7 May 2009
NEW DELHI: The Obama administration's "different policy orientation" towards India may not have fully unfolded yet, but New Delhi is already facing the heat. After the US ambivalence over India's relations with Pakistan vis-a-vis the war in Afghanistan, comes the statement by assistant secretary of state Rose Gottemoeller that India, Pakistan, Israel and North Korea must sign the Non Proliferation Treaty, the global pact against atomic weapons.
The statement made during a UN meet attended by all 189 NPT signatories might appear generic, as India was named alongwith the three other recognised sovereign states who have not signed the treaty, but it has certainly riled New Delhi as its stand is unambiguous -- that it abides by non-proliferation in principle but it will not sign the treaty because it discriminates between nuclear weapon states and non-nuclear weapon states.
"We are with the rest of the world as far as non-proliferation is concerned.
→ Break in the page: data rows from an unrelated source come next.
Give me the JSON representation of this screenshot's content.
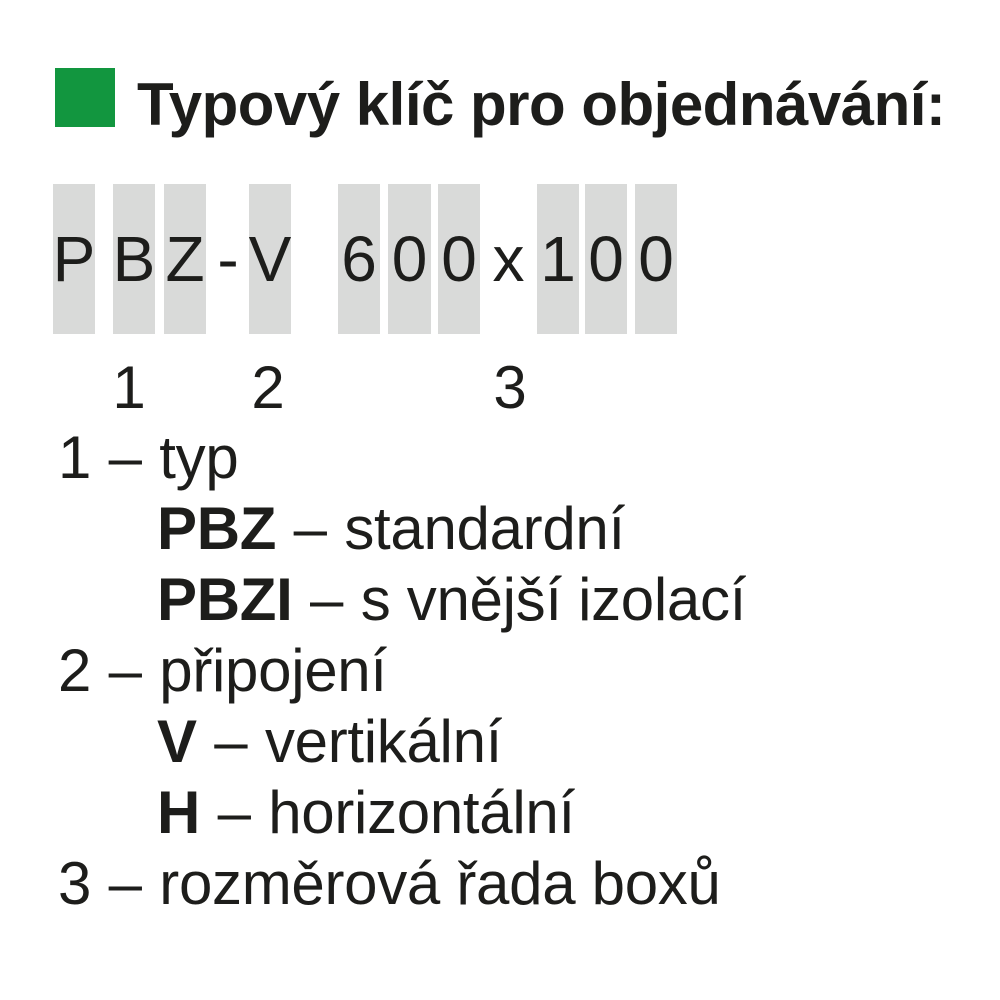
{
  "header": {
    "title": "Typový klíč pro objednávání:",
    "bullet_color": "#12963f"
  },
  "code_row": {
    "cells": [
      {
        "char": "P",
        "bar": true
      },
      {
        "char": "B",
        "bar": true
      },
      {
        "char": "Z",
        "bar": true
      },
      {
        "char": "-",
        "bar": false
      },
      {
        "char": "V",
        "bar": true
      },
      {
        "char": "6",
        "bar": true
      },
      {
        "char": "0",
        "bar": true
      },
      {
        "char": "0",
        "bar": true
      },
      {
        "char": "x",
        "bar": false
      },
      {
        "char": "1",
        "bar": true
      },
      {
        "char": "0",
        "bar": true
      },
      {
        "char": "0",
        "bar": true
      }
    ]
  },
  "position_markers": [
    {
      "label": "1"
    },
    {
      "label": "2"
    },
    {
      "label": "3"
    }
  ],
  "legend": {
    "items": [
      {
        "lead": "1",
        "separator": "–",
        "description": "typ",
        "indent": false,
        "lead_bold": false
      },
      {
        "lead": "PBZ",
        "separator": "–",
        "description": "standardní",
        "indent": true,
        "lead_bold": true
      },
      {
        "lead": "PBZI",
        "separator": "–",
        "description": "s vnější izolací",
        "indent": true,
        "lead_bold": true
      },
      {
        "lead": "2",
        "separator": "–",
        "description": "připojení",
        "indent": false,
        "lead_bold": false
      },
      {
        "lead": "V",
        "separator": "–",
        "description": "vertikální",
        "indent": true,
        "lead_bold": true
      },
      {
        "lead": "H",
        "separator": "–",
        "description": "horizontální",
        "indent": true,
        "lead_bold": true
      },
      {
        "lead": "3",
        "separator": "–",
        "description": "rozměrová řada boxů",
        "indent": false,
        "lead_bold": false
      }
    ]
  },
  "colors": {
    "bar_background": "#d9dad9",
    "text": "#1d1d1b",
    "bullet_green": "#12963f"
  }
}
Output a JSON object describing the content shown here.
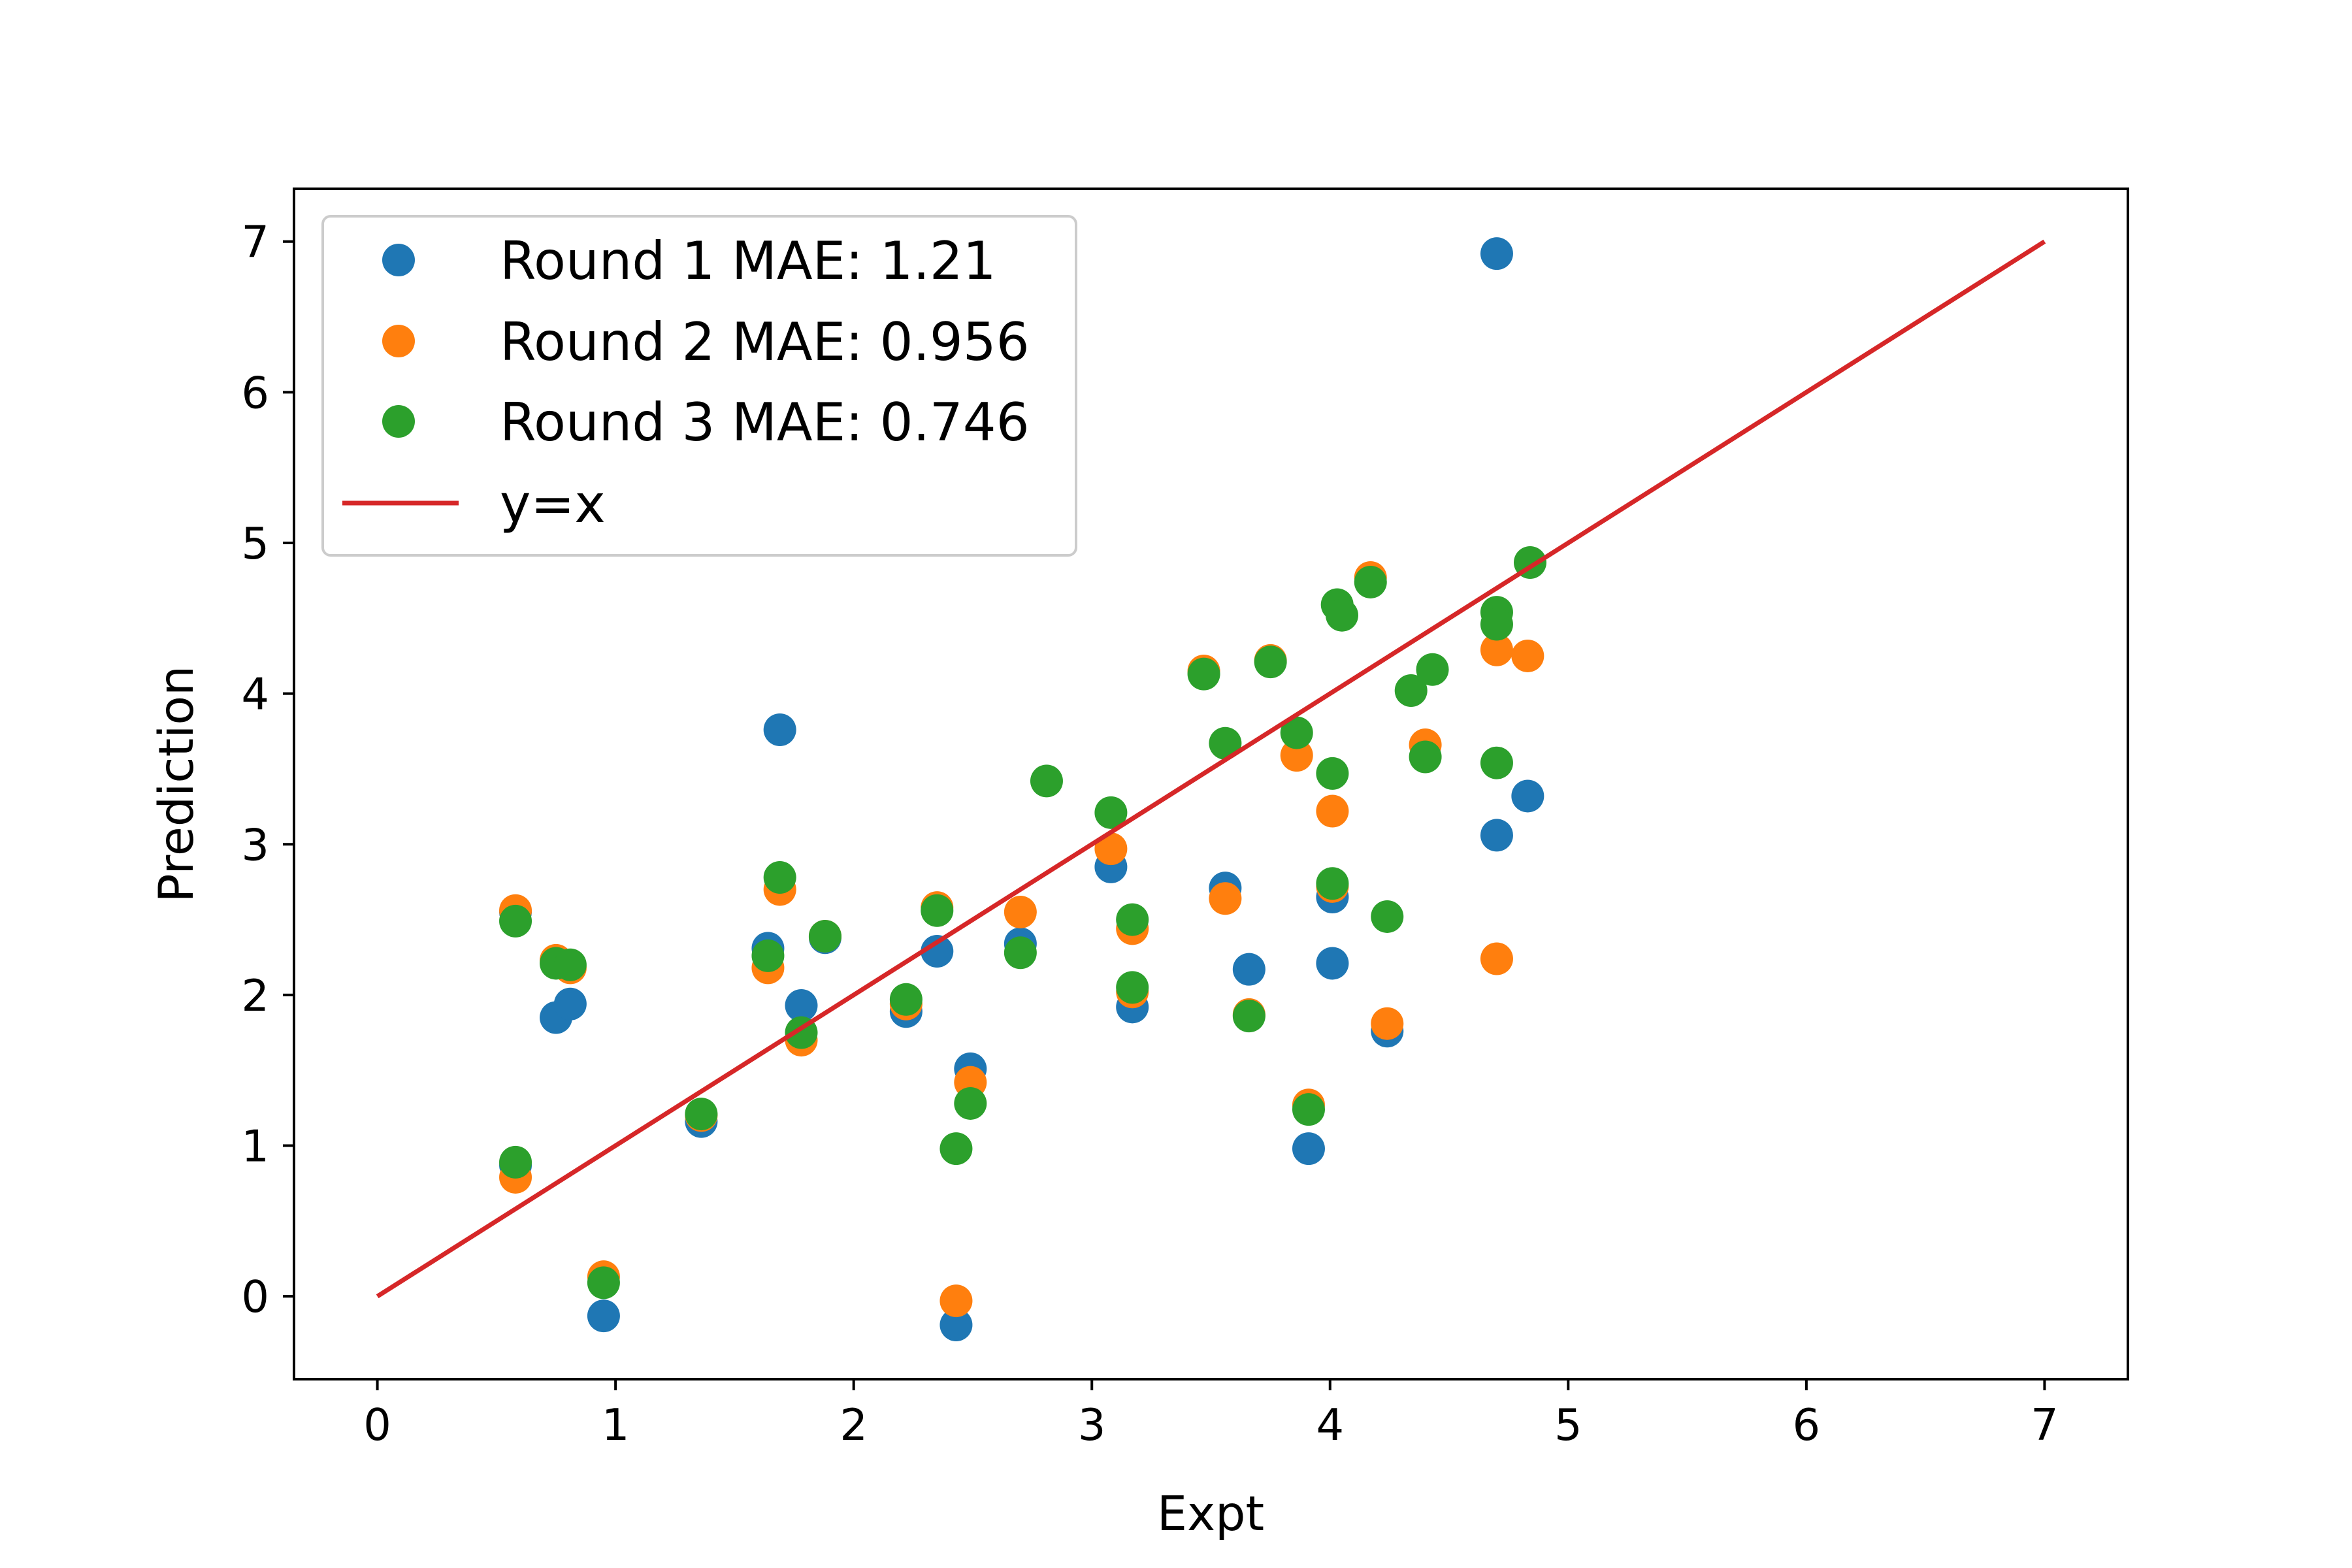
{
  "chart_data": {
    "type": "scatter",
    "title": "",
    "xlabel": "Expt",
    "ylabel": "Prediction",
    "xlim": [
      -0.35,
      7.35
    ],
    "ylim": [
      -0.55,
      7.35
    ],
    "x_ticks": [
      0,
      1,
      2,
      3,
      4,
      5,
      6,
      7
    ],
    "y_ticks": [
      0,
      1,
      2,
      3,
      4,
      5,
      6,
      7
    ],
    "grid": false,
    "legend": {
      "placement": "top-left"
    },
    "series": [
      {
        "name": "Round 1 MAE: 1.21",
        "color": "#1f77b4",
        "points": [
          [
            0.58,
            2.55
          ],
          [
            0.58,
            0.87
          ],
          [
            0.75,
            1.85
          ],
          [
            0.81,
            1.94
          ],
          [
            0.95,
            -0.13
          ],
          [
            1.36,
            1.16
          ],
          [
            1.64,
            2.31
          ],
          [
            1.69,
            3.76
          ],
          [
            1.78,
            1.93
          ],
          [
            1.88,
            2.38
          ],
          [
            2.22,
            1.89
          ],
          [
            2.35,
            2.29
          ],
          [
            2.43,
            -0.19
          ],
          [
            2.49,
            1.51
          ],
          [
            2.7,
            2.34
          ],
          [
            3.08,
            2.85
          ],
          [
            3.17,
            1.92
          ],
          [
            3.56,
            2.71
          ],
          [
            3.66,
            2.17
          ],
          [
            3.91,
            0.98
          ],
          [
            4.01,
            2.65
          ],
          [
            4.01,
            2.21
          ],
          [
            4.24,
            1.76
          ],
          [
            4.7,
            6.92
          ],
          [
            4.7,
            3.06
          ],
          [
            4.83,
            3.32
          ]
        ]
      },
      {
        "name": "Round 2 MAE: 0.956",
        "color": "#ff7f0e",
        "points": [
          [
            0.58,
            2.56
          ],
          [
            0.58,
            0.79
          ],
          [
            0.75,
            2.23
          ],
          [
            0.81,
            2.18
          ],
          [
            0.95,
            0.13
          ],
          [
            1.36,
            1.2
          ],
          [
            1.64,
            2.18
          ],
          [
            1.69,
            2.7
          ],
          [
            1.78,
            1.7
          ],
          [
            1.88,
            2.39
          ],
          [
            2.22,
            1.94
          ],
          [
            2.35,
            2.58
          ],
          [
            2.43,
            -0.03
          ],
          [
            2.49,
            1.42
          ],
          [
            2.7,
            2.55
          ],
          [
            3.08,
            2.97
          ],
          [
            3.17,
            2.44
          ],
          [
            3.17,
            2.02
          ],
          [
            3.47,
            4.15
          ],
          [
            3.56,
            2.64
          ],
          [
            3.66,
            1.87
          ],
          [
            3.75,
            4.22
          ],
          [
            3.86,
            3.59
          ],
          [
            3.91,
            1.27
          ],
          [
            4.01,
            3.22
          ],
          [
            4.01,
            2.72
          ],
          [
            4.17,
            4.77
          ],
          [
            4.24,
            1.81
          ],
          [
            4.4,
            3.66
          ],
          [
            4.7,
            4.29
          ],
          [
            4.7,
            2.24
          ],
          [
            4.83,
            4.25
          ]
        ]
      },
      {
        "name": "Round 3 MAE: 0.746",
        "color": "#2ca02c",
        "points": [
          [
            0.58,
            2.49
          ],
          [
            0.58,
            0.89
          ],
          [
            0.75,
            2.21
          ],
          [
            0.81,
            2.2
          ],
          [
            0.95,
            0.09
          ],
          [
            1.36,
            1.21
          ],
          [
            1.64,
            2.26
          ],
          [
            1.69,
            2.78
          ],
          [
            1.78,
            1.75
          ],
          [
            1.88,
            2.39
          ],
          [
            2.22,
            1.97
          ],
          [
            2.35,
            2.56
          ],
          [
            2.43,
            0.98
          ],
          [
            2.49,
            1.28
          ],
          [
            2.7,
            2.28
          ],
          [
            2.81,
            3.42
          ],
          [
            3.08,
            3.21
          ],
          [
            3.17,
            2.5
          ],
          [
            3.17,
            2.05
          ],
          [
            3.47,
            4.13
          ],
          [
            3.56,
            3.67
          ],
          [
            3.66,
            1.86
          ],
          [
            3.75,
            4.21
          ],
          [
            3.86,
            3.74
          ],
          [
            3.91,
            1.24
          ],
          [
            4.01,
            3.47
          ],
          [
            4.01,
            2.74
          ],
          [
            4.03,
            4.59
          ],
          [
            4.05,
            4.52
          ],
          [
            4.17,
            4.74
          ],
          [
            4.24,
            2.52
          ],
          [
            4.34,
            4.02
          ],
          [
            4.4,
            3.58
          ],
          [
            4.43,
            4.16
          ],
          [
            4.7,
            4.54
          ],
          [
            4.7,
            4.46
          ],
          [
            4.7,
            3.54
          ],
          [
            4.84,
            4.87
          ]
        ]
      }
    ],
    "reference_line": {
      "name": "y=x",
      "color": "#d62728",
      "points": [
        [
          0,
          0
        ],
        [
          7,
          7
        ]
      ]
    }
  }
}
If we still appear to be dancing to another tune, it's because we don't want to sign a flawed and discriminatory treaty. India is a responsible power as manifested in our no first use commitment," said a senior official who did not want to be named.
Well known strategic affairs expert K Subrahmanyam, however, said India should follow a policy of wait and watch. "India's case is unique and it cannot be bracketed with the three others. The world has recognised that India has a strategic arsenal. The NSG waiver last year was facilitated also by countries like Russia and UK. As for any shift after the Obama administration taking over, I think we should still wait and watch," said Subrahmanyam.
Gottemoeller had said in her statement that adherence to NPT was a fundamental objective for the US. "Universal adherence to the NPT itself, including by India, Israel, Pakistan and North Korea...remains a fundamental objective of the United States," Gottemoeller said in her statement even as she defended the Indo-US civil nuclear deal citing India's support to the US in conceiving an international treaty that would prohibit the further production of bomb grade nuclear material.
The Obama administration has maintained all along that it wants to strengthen the NPT framework but in the case of India, it might eventually boil down to how the new administrator looks upon India's nuclear weapons. As former US ambassador to India Robert Blackwill said on Tuesday, "It's not clear to me how they regard India's nuclear weapons -- as a destabilising factor in South Asia; as a fact of life to grudgingly tolerate or as a natural development from a close democratic collaborator and rising great power."
He added, "The US should treat India as a nuclear weapon state. Any American backsliding in that regard would produce a very strong negative reaction from New Delhi."
"I would say that with regard to India's agreement with the US on peaceful nuclear uses that the US has been able to agree with India to undertake a number of activities that would bring it in closure cooperation with other countries in the general non-proliferation regime," Gottemoeller said on Tuesday.